What Qualifies for a 1031 Exchange?

Carl E. Sera, CMT
Carl E. Sera, CMT
Managing Principal, Sera Capital
Carl Sera is a Chartered Market Technician and the Managing Principal at Sera Capital Management, LLC. He has over 14 years of experience in the financial services industry with a focus on investment management.

Real estate investors who sell a property can sometimes take advantage of a section in the U.S. IRS’ tax code that allows them to defer capital gains or losses on the property. This is called a 1031 exchange, after the section of tax code that offers this benefit.
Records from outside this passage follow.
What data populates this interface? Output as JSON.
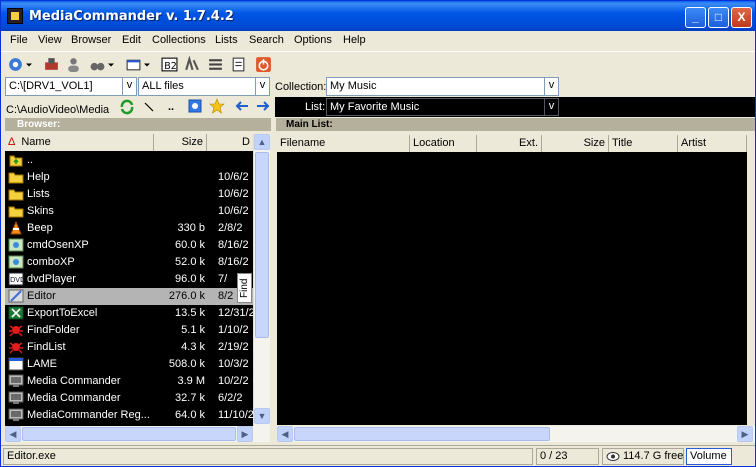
{
  "window": {
    "title": "MediaCommander v. 1.7.4.2",
    "minimize": "_",
    "maximize": "□",
    "close": "X"
  },
  "menu": [
    "File",
    "View",
    "Browser",
    "Edit",
    "Collections",
    "Lists",
    "Search",
    "Options",
    "Help"
  ],
  "toolbar": {
    "icons": [
      "settings-icon",
      "disk-icon",
      "users-icon",
      "binoculars-icon",
      "window-icon",
      "b2-icon",
      "dvd-icon",
      "list-icon",
      "book-icon",
      "power-icon"
    ]
  },
  "browser": {
    "drive": "C:\\[DRV1_VOL1]",
    "filter": "ALL files",
    "path": "C:\\AudioVideo\\Media",
    "nav": {
      "up": ".."
    },
    "header": "Browser:",
    "columns": [
      "Name",
      "Size",
      "D"
    ],
    "sort_marker": "Δ",
    "rows": [
      {
        "icon": "up-folder-icon",
        "name": "..",
        "size": "",
        "date": ""
      },
      {
        "icon": "folder-icon",
        "name": "Help",
        "size": "",
        "date": "10/6/2"
      },
      {
        "icon": "folder-icon",
        "name": "Lists",
        "size": "",
        "date": "10/6/2"
      },
      {
        "icon": "folder-icon",
        "name": "Skins",
        "size": "",
        "date": "10/6/2"
      },
      {
        "icon": "cone-icon",
        "name": "Beep",
        "size": "330 b",
        "date": "2/8/2"
      },
      {
        "icon": "app-icon",
        "name": "cmdOsenXP",
        "size": "60.0 k",
        "date": "8/16/2"
      },
      {
        "icon": "app-icon",
        "name": "comboXP",
        "size": "52.0 k",
        "date": "8/16/2"
      },
      {
        "icon": "dvd-icon",
        "name": "dvdPlayer",
        "size": "96.0 k",
        "date": "7/"
      },
      {
        "icon": "editor-icon",
        "name": "Editor",
        "size": "276.0 k",
        "date": "8/2"
      },
      {
        "icon": "excel-icon",
        "name": "ExportToExcel",
        "size": "13.5 k",
        "date": "12/31/2"
      },
      {
        "icon": "bug-icon",
        "name": "FindFolder",
        "size": "5.1 k",
        "date": "1/10/2"
      },
      {
        "icon": "bug-icon",
        "name": "FindList",
        "size": "4.3 k",
        "date": "2/19/2"
      },
      {
        "icon": "lame-icon",
        "name": "LAME",
        "size": "508.0 k",
        "date": "10/3/2"
      },
      {
        "icon": "monitor-icon",
        "name": "Media Commander",
        "size": "3.9 M",
        "date": "10/2/2"
      },
      {
        "icon": "monitor-icon",
        "name": "Media Commander",
        "size": "32.7 k",
        "date": "6/2/2"
      },
      {
        "icon": "monitor-icon",
        "name": "MediaCommander Reg...",
        "size": "64.0 k",
        "date": "11/10/2"
      }
    ],
    "selected_index": 8,
    "find_tab": "Find"
  },
  "collection": {
    "collection_label": "Collection:",
    "collection_value": "My Music",
    "list_label": "List:",
    "list_value": "My Favorite Music",
    "header": "Main List:",
    "columns": [
      "Filename",
      "Location",
      "Ext.",
      "Size",
      "Title",
      "Artist"
    ]
  },
  "status": {
    "file": "Editor.exe",
    "count": "0 / 23",
    "free": "114.7 G free",
    "volume": "Volume"
  },
  "colors": {
    "title_blue": "#0058e6",
    "list_bg": "#000000",
    "header_tan": "#b4b09c",
    "browser_header_text": "#ffffff"
  }
}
But like most IRS tax-related processes, there are certain qualification requirements that taxpayers must meet to be eligible. According to the IRS, to defer paying capital gains taxes using a 1031 like-kind exchange, your replacement property must be of the same or like kind as the property sold. You also must hold both properties for business, productive use in a trade, or investment (26 U.S.C. § 1031(a)).

But if you’re doing a 1031 exchange for the first time, you may be asking the question, what qualifies as the same or like kind? What types of properties are not allowed? Keep scrolling to find out.

What is a Like-Kind Property?

According to the IRS, like-kind property is defined as:

“Like-kind property is property of the same nature, character or class. Quality or grade does not matter. Most real estate will be like-kind to other real estate. For example, real property that is improved with a residential rental house is like-kind to vacant land. Also, improvements that are conveyed without land are not of like-kind to land.”

To fully understand the IRS definition of a like-kind property, it is first necessary to understand two terms, relinquished property and replacement property. The relinquished property is the property that you sold in a delayed exchange and the replacement property is the new property that you purchased with the realized funds from the sale.

A like-kind property must be an investment property, not a personal one. According to the IRS,

“Both the relinquished and replacement properties must be held for use in a trade or business or for investment. Property used primarily for personal use, like a primary residence or a second home or vacation home, does not qualify for like-kind exchange treatment.”

Property does not qualify as like-kind if one property is in the U.S. and another is outside of it. Additionally, you may be able to exchange a property for a stake in a Delaware Statutory Trust (DST) under certain circumstances, given changes in the tax code. If you want to learn more about doing a 1031 exchange into DST, we’ll be glad to talk to you. 

If you’re doing a 1031 exchange for the first-time, this can be challenging. If a property is not actually “like-kind”, the IRS will tax you the full amount of the sale but you may not find out until you file forms to claim the 1031 exchange tax defer benefits. Therefore, it helps to understand some basic restrictions on 1031 exchanges before proceeding.

Like-Kind Property Restrictions

Real property and personal property can both qualify as like-kind property; but real property can never be like-kind to personal property. In personal property exchanges, the rules pertaining to what qualifies as like-kind are more restrictive than the rules pertaining to real property. As an example, cars are not like-kind to trucks. 

IRC § 1031(a)(2) specifically provides that real property held primarily for sale does not qualify for tax deferral under section 1031.

Following are examples of qualifying properties that could be exchanged:

  • Raw land or farmland for improved real estate
  • Oil & gas royalties for a ranch
  • Fee simple interest in real estate for a 30-year leasehold or a Tenant-in-Common interest in real estate
  • Residential, Commercial, Industrial or Retail rental properties for any other real estate
  • Rental ski condo for a three-unit apartment building
  • Mitigation credits for restoring wetlands for other mitigation credits

Under IRC §1031, the following properties do not qualify for tax-deferred exchange treatment:

  • Stock in trade or other property held primarily for sale (i.e. property held by a developer, “flipper” or other dealer)
  • Securities or other evidences of indebtedness or interest
  • Stocks, bonds, or notes
  • Certificates of trust or beneficial interests
  • Interests in a partnership
  • Choses in action (rights to receive money or other property by judicial proceeding)
  • Foreign real property for U.S. real property
  • Goodwill of one business for goodwill of another business

Given the various interpretations of the definition of “like-kind,” it is recommended to involve a qualified intermediary like Sera Capital when attempting a 1031 exchange or doing a 1031 exchange into a DST. The benefits of such an exchange could be powerful, but if you  unknowingly tries to exchange properties that are not defined by the IRS as like-kind, you may end up getting stuck with a hefty tax bill.